One of the larger challenges we have as Christians is telling the world about who Jesus is, and why we feel he's important. As important as John 3:16 is to all of us from this side of the looking glass, I think that unless we can unpack that a teensy little bit the rest of the world just hears us talkin' loud and sayin' nothing.
"He's the Son of God," we say, sounding much like Uhura on that Star Trek episode most Trekkers would rather forget. What, you mean like Hercules? Is Jesus the demi-god offspring of divine canoodling? Has the Holy of Holies, the God of Abraham, Isaac and Israel, just become the Jewish Zeus as a goose, coming down to do the humpty hump with an underage Judean Leda? No, of course not. That's not what we say at all, but I'm not sure that most of us have an adequate grasp on the depth of what orthodox Trinitarian theology actually says to be able to fend off that sniping.

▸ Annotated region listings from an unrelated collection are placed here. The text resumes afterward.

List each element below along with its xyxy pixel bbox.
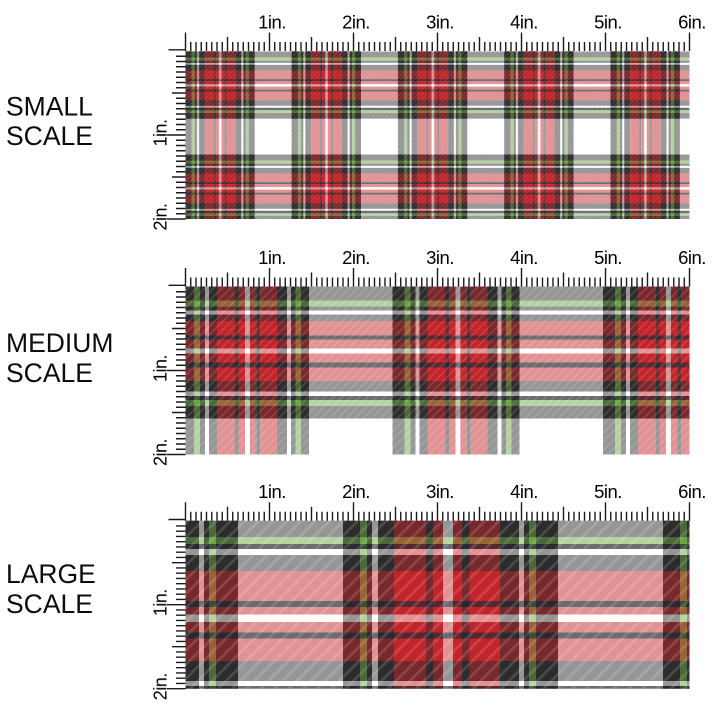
svg-text:SCALE: SCALE (6, 589, 93, 619)
svg-text:SCALE: SCALE (6, 121, 93, 151)
svg-text:1in.: 1in. (151, 589, 171, 616)
svg-text:2in.: 2in. (342, 12, 370, 33)
svg-text:5in.: 5in. (594, 247, 622, 268)
svg-text:2in.: 2in. (151, 203, 171, 230)
svg-text:3in.: 3in. (426, 12, 454, 33)
svg-text:4in.: 4in. (510, 247, 538, 268)
svg-text:1in.: 1in. (258, 12, 286, 33)
svg-text:MEDIUM: MEDIUM (6, 328, 113, 358)
svg-text:SMALL: SMALL (6, 92, 93, 122)
svg-text:LARGE: LARGE (6, 559, 96, 589)
svg-text:SCALE: SCALE (6, 358, 93, 388)
svg-text:2in.: 2in. (151, 439, 171, 466)
svg-text:1in.: 1in. (258, 247, 286, 268)
svg-text:6in.: 6in. (678, 12, 706, 33)
svg-text:1in.: 1in. (151, 119, 171, 146)
svg-text:5in.: 5in. (594, 481, 622, 502)
svg-text:3in.: 3in. (426, 247, 454, 268)
svg-text:6in.: 6in. (678, 481, 706, 502)
svg-text:2in.: 2in. (342, 481, 370, 502)
svg-text:6in.: 6in. (678, 247, 706, 268)
svg-text:1in.: 1in. (151, 355, 171, 382)
svg-text:5in.: 5in. (594, 12, 622, 33)
svg-text:3in.: 3in. (426, 481, 454, 502)
svg-text:2in.: 2in. (151, 673, 171, 700)
svg-text:1in.: 1in. (258, 481, 286, 502)
svg-text:4in.: 4in. (510, 481, 538, 502)
svg-text:4in.: 4in. (510, 12, 538, 33)
svg-text:2in.: 2in. (342, 247, 370, 268)
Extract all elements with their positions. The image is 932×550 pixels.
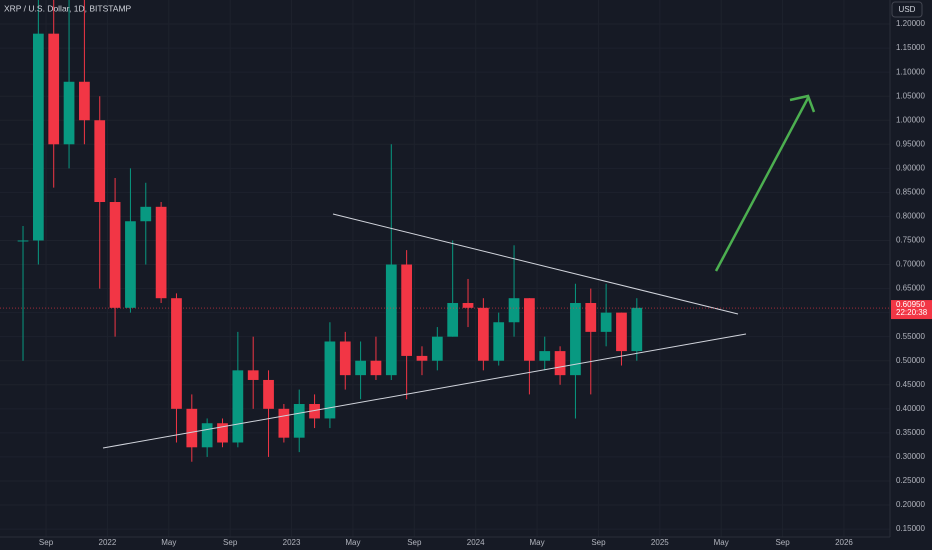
candle-body — [293, 404, 305, 438]
candle-body — [493, 322, 505, 361]
y-tick-label: 0.40000 — [896, 404, 925, 413]
x-tick-label: Sep — [407, 538, 422, 547]
candle-body — [217, 423, 228, 443]
y-tick-label: 0.35000 — [896, 428, 925, 437]
chart-title: XRP / U.S. Dollar, 1D, BITSTAMP — [4, 3, 132, 13]
y-tick-label: 0.15000 — [896, 524, 925, 533]
candle-body — [186, 408, 198, 448]
candle-body — [462, 303, 474, 308]
candle-body — [631, 307, 643, 352]
candle-body — [109, 202, 121, 308]
candle-body — [247, 370, 259, 380]
y-tick-label: 0.80000 — [896, 212, 925, 221]
x-tick-label: 2026 — [835, 538, 853, 547]
x-tick-label: Sep — [223, 538, 238, 547]
candle-body — [324, 341, 336, 419]
candle-body — [48, 33, 60, 145]
candle-body — [79, 81, 90, 121]
y-tick-label: 1.05000 — [896, 91, 925, 100]
candle-body — [32, 33, 44, 241]
y-tick-label: 0.65000 — [896, 284, 925, 293]
candle-body — [355, 360, 366, 376]
y-tick-label: 0.75000 — [896, 236, 925, 245]
y-tick-label: 0.95000 — [896, 139, 925, 148]
x-tick-label: Sep — [775, 538, 790, 547]
y-tick-label: 0.45000 — [896, 380, 925, 389]
candle-body — [508, 298, 520, 323]
candle-body — [477, 307, 489, 361]
candle-body — [401, 264, 413, 356]
x-tick-label: Sep — [39, 538, 54, 547]
candle-body — [17, 240, 29, 242]
x-tick-label: May — [345, 538, 360, 547]
candle-body — [263, 379, 274, 409]
candle-body — [125, 221, 136, 308]
currency-label[interactable]: USD — [899, 5, 916, 14]
candles — [17, 0, 643, 462]
y-tick-label: 0.70000 — [896, 260, 925, 269]
candle-body — [600, 312, 612, 332]
y-tick-label: 1.00000 — [896, 115, 925, 124]
candle-body — [616, 312, 627, 352]
candle-body — [155, 206, 167, 299]
candle-body — [278, 408, 290, 438]
y-tick-label: 0.25000 — [896, 476, 925, 485]
candle-body — [447, 303, 459, 337]
candle-body — [416, 355, 428, 361]
candle-body — [570, 303, 581, 376]
candle-body — [554, 351, 566, 376]
x-tick-label: 2023 — [283, 538, 301, 547]
candle-body — [339, 341, 351, 376]
y-tick-label: 1.20000 — [896, 19, 925, 28]
candle-body — [232, 370, 244, 443]
countdown-label: 22:20:38 — [896, 308, 928, 317]
candle-body — [140, 206, 152, 222]
y-tick-label: 1.10000 — [896, 67, 925, 76]
candle-body — [171, 298, 182, 409]
candle-body — [431, 336, 443, 361]
y-tick-label: 0.20000 — [896, 500, 925, 509]
x-tick-label: 2025 — [651, 538, 669, 547]
axes: 0.15000 0.20000 0.25000 0.30000 0.35000 0.400… — [0, 19, 932, 547]
candle-body — [370, 360, 382, 376]
y-tick-label: 0.55000 — [896, 332, 925, 341]
x-tick-label: May — [530, 538, 545, 547]
arrow — [714, 94, 816, 272]
candle-body — [585, 303, 597, 332]
candle-body — [201, 423, 213, 448]
y-tick-label: 0.85000 — [896, 187, 925, 196]
grid — [0, 0, 890, 537]
candle-body — [63, 81, 75, 145]
candle-body — [539, 351, 551, 361]
x-tick-label: 2024 — [467, 538, 485, 547]
y-tick-label: 0.90000 — [896, 163, 925, 172]
x-tick-label: May — [714, 538, 729, 547]
candle-body — [385, 264, 397, 376]
candle-body — [94, 120, 106, 203]
last-price-box — [891, 300, 932, 320]
y-tick-label: 0.50000 — [896, 356, 925, 365]
y-tick-label: 1.15000 — [896, 43, 925, 52]
x-tick-label: May — [161, 538, 176, 547]
candle-body — [524, 298, 535, 361]
currency-button[interactable] — [891, 1, 923, 18]
y-tick-label: 0.30000 — [896, 452, 925, 461]
lower-trendline — [102, 333, 747, 449]
upper-trendline — [332, 213, 739, 315]
x-tick-label: 2022 — [99, 538, 117, 547]
candle-body — [309, 404, 320, 419]
x-tick-label: Sep — [591, 538, 606, 547]
price-axis — [890, 0, 932, 550]
last-price-label: 0.60950 — [896, 300, 925, 309]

"He died for our sins and was raised again, so that we might have eternal life," we say, and we really mean it. But then some jaded former Christian with a chip on their shoulder asks us how that's different from the Canaanite Ugaritic stories of Ba'al the lifegiver, who dies in battle with Mot, the god of sterility and death. In his death, the hold of Mot over the earth is shattered, and Ba'al is then resurrected, restoring life to the earth, giving a great harvest and hope to humanity. "It's...different...,"we stammer, but they're hardly going to be convinced if that's all we have to offer. There are plenty of distinctions, but to really surface them, we have to both know the witness of Scripture and tradition.
Then...and I think this is the hard part...we have to be able to tell the story of who He is in such a way that a world that no longer is steeped in Bible stories can understand it. If all we can offer are what amount to terms of art, the language of our own in-group conversation, I think our ability to show the world who Jesus was and what He meant will fade to nothing.